Page MenuHomePhabricator

NEW BUG REPORT <"Domain" field issue: some domains have trailing dots>
Closed, ResolvedPublicBUG REPORT

Description

Data Platform Engineering Bug Report or Data Problem Form.

Please fill out the following
Please ensure you set priority

What kind of problem are you reporting?

  • Access related problem
  • Service related problem
  • Data related problem
For a data related problem:
  • Is this a data quality issue? Yes
  • What datasets and/or dashboards are affected? wmf.unique_devices_per_domain_monthly
  • What are the observed vs expected results?

Observed results: I ran the following query

SELECT 
  SUM(uniques_estimate) as monthly_uniques,
  year,
  month,
  domain
FROM wmf.unique_devices_per_domain_monthly
WHERE year=2025
GROUP BY 
  year, 
  month,
  domain

In the results, I found that within the domain field some instances with trailing dot (".org.") -- this results in duplicate rows for that domain, but with different values. See screenshots below. Some of these domains with the trailing dot have no associated data (or rather, they have unique devices = 0); but some of them do have numerical data (see, e.g., the en.m.wikipedia screenshot below).

Expected results: We would expect a single row of data per domain (per month & year).

It would be great if (1) the pipeline was fixed the normalize the trailing dot, and (2) the existing data were corrected to merge the entries.

Screenshot 2025-06-03 at 11.54.33 AM.png (181×526 px, 26 KB)

Screenshot 2025-06-03 at 11.55.46 AM.png (207×626 px, 36 KB)

Screenshot 2025-06-03 at 11.57.10 AM.png (202×638 px, 33 KB)

Event Timeline

CMyrick-WMF triaged this task as Low priority.

(Please let me know if need me to upload higher res screenshots.)

@BBlack and @KOfori any chance this is related to Varnish upgrade?
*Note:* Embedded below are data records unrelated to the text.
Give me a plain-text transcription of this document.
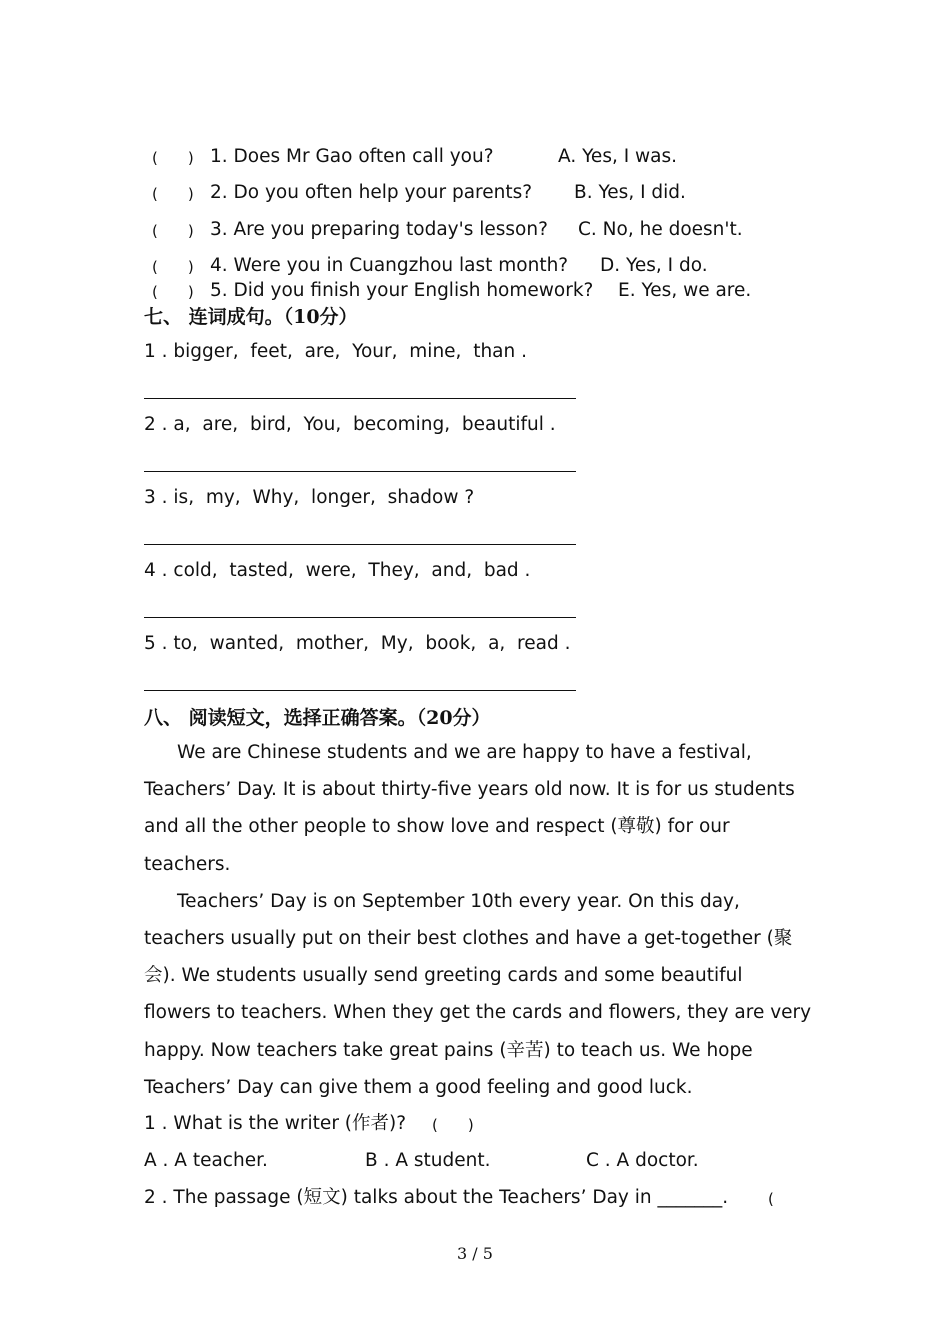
(　　) 1. Does Mr Gao often call you?	A. Yes, I was.
(　　) 2. Do you often help your parents? B. Yes, I did.
(　　) 3. Are you preparing today's lesson? C. No, he doesn't.
(　　) 4. Were you in Cuangzhou last month? D. Yes, I do.
(　　) 5. Did you finish your English homework? E. Yes, we are.
七、 连词成句。（10分）
1 . bigger,  feet,  are,  Your,  mine,  than .
2 . a,  are,  bird,  You,  becoming,  beautiful .
3 . is,  my,  Why,  longer,  shadow ?
4 . cold,  tasted,  were,  They,  and,  bad .
5 . to,  wanted,  mother,  My,  book,  a,  read .
八、 阅读短文，选择正确答案。（20分）

We are Chinese students and we are happy to have a festival, Teachers’ Day. It is about thirty-five years old now. It is for us students and all the other people to show love and respect (尊敬) for our teachers.

Teachers’ Day is on September 10th every year. On this day, teachers usually put on their best clothes and have a get-together (聚会). We students usually send greeting cards and some beautiful flowers to teachers. When they get the cards and flowers, they are very happy. Now teachers take great pains (辛苦) to teach us. We hope Teachers’ Day can give them a good feeling and good luck.

1 . What is the writer (作者)? (　　)
A . A teacher.	B . A student.	C . A doctor.
2 . The passage (短文) talks about the Teachers’ Day in _______.	(
3 / 5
@Ahoelzl please evaluate for fixes:

  1. Pipeline fix: Normalize domains by stripping trailing dots during data processing
  2. Historical correction: Merge the existing split data retroactively
  3. Validation: Add checks to prevent similar issues

This was a known change when we migrated from Varnish to HAProxy. We decided not normalize the hosts, to keep the data as close as possible from the source.
My assumption is that hits where domains has a trailing dot are most probably bots. I'd be super happy to be proven wrong and asked to normalize though :)

Agree, that they look like bots.
We are working on an improvement to the bot detection pipeline currently.
Maybe after the update, these requests won't exist any more.
Nevertheless, it makes sense to normalize, since we are planning to backfill unique devices numbers soon.

JAllemandou claimed this task.

I confirm this bug has been fixed with T401666.
I'm closing it, feel free to reopen as needed.